Let triangle $\triangle ABC$ and point $C' (C' \ne C, C' \ne B)$ on sideline $BC$ be given. $\triangle A'B'C' \sim \triangle ABC$ where $B'$ lies on sideline $AB$ and $A'$ lies on sideline $AC.$ The spiral symilarity $T$ maps $\triangle ABC$ into $\triangle A'B'C'.$ Prove

a) $\angle AB'A' = \angle BC'B' = \angle CA'C'.$

b) Center of $T$ is the First Brocard point of triangles $\triangle ABC$ and $\triangle A'B'C'.$

Proof

a) Let $\tau(X)$ be the spiral symilarity centered at $C'$ with the dilation factor $k = \frac {AC}{BC}$ and rotation angle $\gamma = \angle ACB, A_1 = \tau(A), B_1 = \tau(B).$ $A' = A_1B_1 \cap AC, B' = \tau^{-1}(A').$

Denote $\varphi = \angle BC'B' \implies \angle CC'A' = 180^\circ - \varphi - \gamma \implies$ $\angle CA'C' = 180^\circ - \gamma - \angle CC'A' = \varphi.$ Similarly $\angle AB'A' = \varphi.$

b) It is well known that the three circumcircles $AA'B', BB'C',$ and $CC'A'$ have the common point (it is $D$ in the diagram).
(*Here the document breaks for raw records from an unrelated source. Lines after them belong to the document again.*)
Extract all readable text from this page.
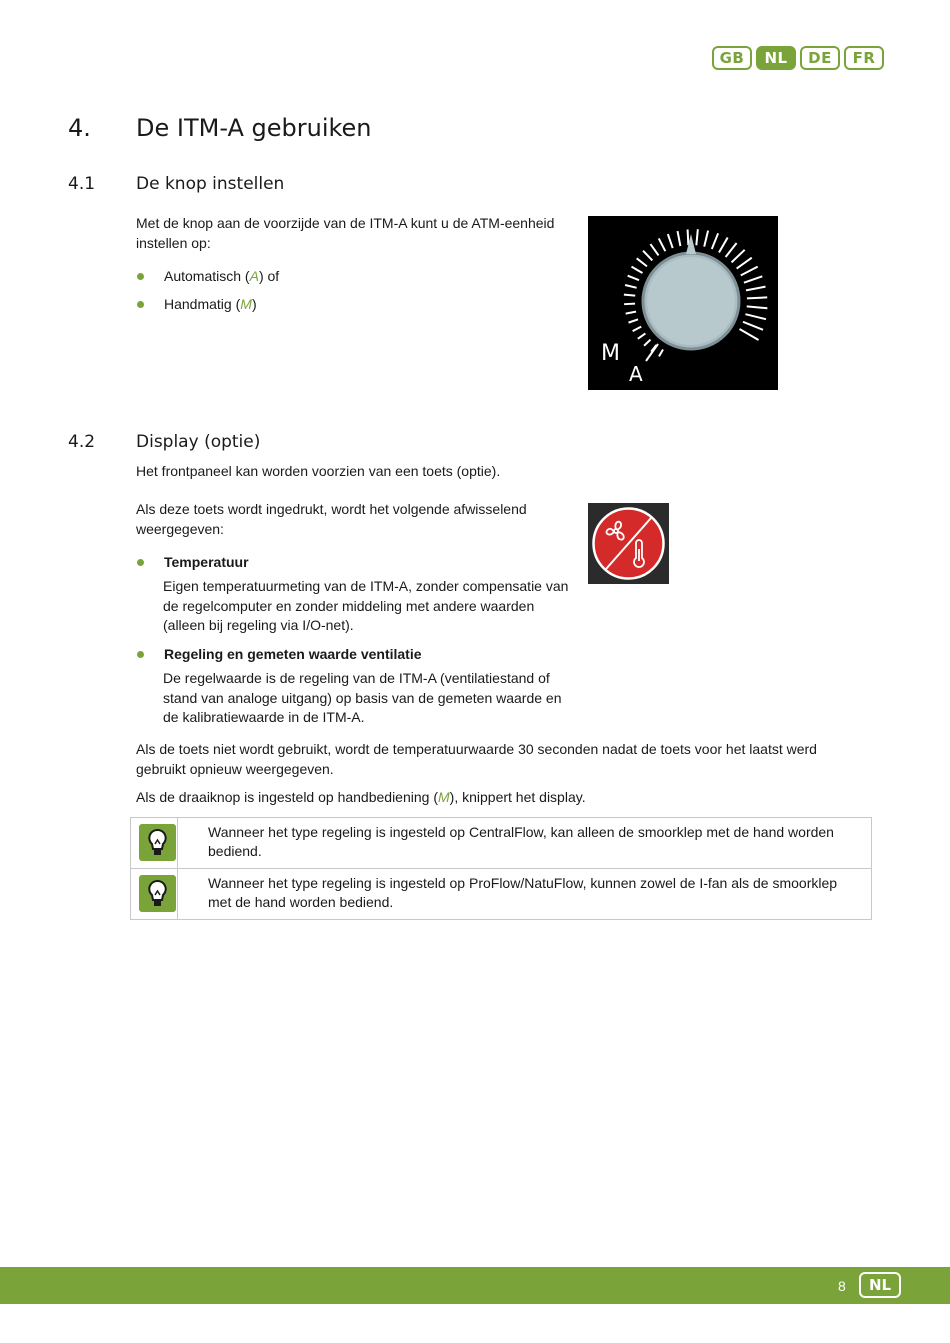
GB	NL	DE	FR
4. De ITM-A gebruiken
4.1 De knop instellen
Met de knop aan de voorzijde van de ITM-A kunt u de ATM-eenheid
instellen op:
Automatisch (A) of
Handmatig (M)
M
A
4.2 Display (optie)
Het frontpaneel kan worden voorzien van een toets (optie).
Als deze toets wordt ingedrukt, wordt het volgende afwisselend
weergegeven:
Temperatuur
Eigen temperatuurmeting van de ITM-A, zonder compensatie van
de regelcomputer en zonder middeling met andere waarden
(alleen bij regeling via I/O-net).
Regeling en gemeten waarde ventilatie
De regelwaarde is de regeling van de ITM-A (ventilatiestand of
stand van analoge uitgang) op basis van de gemeten waarde en
de kalibratiewaarde in de ITM-A.
Als de toets niet wordt gebruikt, wordt de temperatuurwaarde 30 seconden nadat de toets voor het laatst werd
gebruikt opnieuw weergegeven.
Als de draaiknop is ingesteld op handbediening (M), knippert het display.
Wanneer het type regeling is ingesteld op CentralFlow, kan alleen de smoorklep met de hand worden
bediend.
Wanneer het type regeling is ingesteld op ProFlow/NatuFlow, kunnen zowel de I-fan als de smoorklep
met de hand worden bediend.
8	NL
Therefore $AB'DA'$ is cyclic and $\angle AB'A' = \angle ADA' =\varphi.$

Similarly, $\angle BDB' = \angle CDC' = \varphi.$

$\angle A'DC' = 180^\circ - \gamma, \angle A'DC = 180^\circ - \gamma - \varphi \implies$ $\angle ADC = \angle A'DC' = 180^\circ - \gamma.$ $\angle CAD + \angle ACD = 180^\circ - \angle ADC = \gamma = \angle ACD + \angle BCD \implies \angle CAD = \angle BCD = \psi.$

Similarly, $\angle CAD = \angle ABD = \angle BCD = \psi.$

Therefore, $D$ is the First Brocard point of $\triangle ABC.$

$AB'DA'$ is cyclic $\implies \angle A'B'D = \angle A'AD = \psi.$ Similarly, $\angle B'C'D = \angle C'A'D = \psi.$

Therefore $D$ is the First Brocard point of $\triangle A'B'C',$ and $\triangle A'DC' \sim \triangle ADC, \triangle A'DB' \sim \triangle ADB.$

Therefore the spiral symilarity $T$ maps $\triangle ABC$ into $\triangle A'B'C'$ has the center $D,$ the angle of the rotation $\varphi.$

vladimir.shelomovskii@gmail.com, vvsss

Common point for 6 circles

Let $\triangle ABC$ and point $A'$ on sideline $BC$ be given. $\triangle A'B'C' \sim \triangle ABC$ where $B'$ lies on sideline $AC$ and $C'$ lies on sideline $AB.$

Denote $D = BB' \cap CC', E = AA' \cap CC', F = BB' \cap AA'.$

Prove that circumcircles of triangles $\triangle ABF, \triangle A'B'F, \triangle BCD,$ $\triangle B'C'D, \triangle ACE, \triangle A'C'E$ have the common point.

Proof

$\triangle A'B'C' \sim \triangle ABC$ so there is the spiral symilarity $T$ taking $\triangle ABC$ to $\triangle A'B'C', T(ABC) = A'B'C'.$ Denote $O$ the center of $T.$ $A'B' = T(AB), A'B = \tau(AB'), F = AA' \cap BB' \implies$ the center of $\tau$ is the secont crosspoint of circumcircles of $\triangle ABF$ and $\triangle A'B',$ but this center is point $O,$ so these circles contain point $O$ . Similarly for another circles.